I'm having issues scraping data from a website. The issue might be with Visual Studio Code, I am using the "Code Runner" extension. This is my first time using Beautiful Soup and Selenium so the issue might also be with my code. I started last Friday and after some difficulty came up with a solution on Saturday.
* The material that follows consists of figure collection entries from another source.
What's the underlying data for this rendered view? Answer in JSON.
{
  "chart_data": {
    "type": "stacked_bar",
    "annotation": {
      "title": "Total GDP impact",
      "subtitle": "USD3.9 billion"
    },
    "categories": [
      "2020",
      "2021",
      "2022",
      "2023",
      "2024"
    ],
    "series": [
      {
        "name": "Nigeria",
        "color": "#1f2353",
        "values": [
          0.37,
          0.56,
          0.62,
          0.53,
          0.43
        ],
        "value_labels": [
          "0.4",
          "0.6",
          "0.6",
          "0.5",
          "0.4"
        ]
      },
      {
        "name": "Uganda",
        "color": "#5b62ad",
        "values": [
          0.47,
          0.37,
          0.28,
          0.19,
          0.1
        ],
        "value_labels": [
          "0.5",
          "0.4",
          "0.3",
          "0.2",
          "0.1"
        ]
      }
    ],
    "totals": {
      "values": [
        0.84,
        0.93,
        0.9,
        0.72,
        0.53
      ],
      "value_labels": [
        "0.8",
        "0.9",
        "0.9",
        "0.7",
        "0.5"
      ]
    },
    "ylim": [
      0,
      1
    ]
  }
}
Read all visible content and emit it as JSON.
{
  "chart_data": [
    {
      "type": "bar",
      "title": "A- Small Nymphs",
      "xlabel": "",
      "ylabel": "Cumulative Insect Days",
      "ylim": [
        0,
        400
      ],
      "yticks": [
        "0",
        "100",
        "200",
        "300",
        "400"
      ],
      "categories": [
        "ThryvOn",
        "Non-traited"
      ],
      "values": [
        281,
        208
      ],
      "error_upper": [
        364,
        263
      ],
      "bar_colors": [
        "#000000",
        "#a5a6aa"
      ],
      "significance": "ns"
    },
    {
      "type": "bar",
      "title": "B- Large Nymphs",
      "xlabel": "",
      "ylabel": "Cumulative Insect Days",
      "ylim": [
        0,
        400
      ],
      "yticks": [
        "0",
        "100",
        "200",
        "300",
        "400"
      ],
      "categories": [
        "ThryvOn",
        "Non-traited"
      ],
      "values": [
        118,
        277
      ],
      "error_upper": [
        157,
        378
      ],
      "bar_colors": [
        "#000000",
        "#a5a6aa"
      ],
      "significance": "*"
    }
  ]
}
My code is:
import requests
from bs4 import BeautifulSoup, SoupStrainer
from selenium import webdriver
from selenium.webdriver.common.keys import Keys
parcelID = 1014100000 #this is a random parcelID I grabbed from the site
url = 'https://www.manateepao.com/parcel/?parid={}'.format(parcelID)
driver = webdriver.Chrome()
driver.get(url)
html = driver.execute_script("return document.documentElement.outerHTML")
#was getting encoding error with print(html). replaced character that was giving me trouble
newHTML = html.replace(u"\u2715", "*")
soupFilter = SoupStrainer('div', {'id': 'ownerContentScollContainer'})
soup = BeautifulSoup(newHTML, 'html.parser', parse_only=soupFilter)
webparcelID = soup.find_all('b')
lColumn = soup.find_all('div', {'class' : 'col-sm-2 m-0 p-0 text-sm-right'})
rColumn = soup.find_all('div', {'class' : 'col-sm m-0 p-0 ml-2'})
parcel_Dict = {}
for i in range(len(lColumn)):
parcel_Dict[i] = {lColumn[i].string: rColumn[i].string}
#This is to test if I got any results or not
print(parcel_Dict)
driver.close()
driver.quit()
What I am hoping to find each time I scrape a page is:
- The Parcel ID. This is in its own bold, b, tag.
- The Ownership and Mailing Address. The Ownership should always be at parcel_Dict[1] and the mailing address should always be at parcel_Dict[3].
I run the code and sometimes I get a result, and other times I get an empty dictionary.
Thank you for any help you can provide.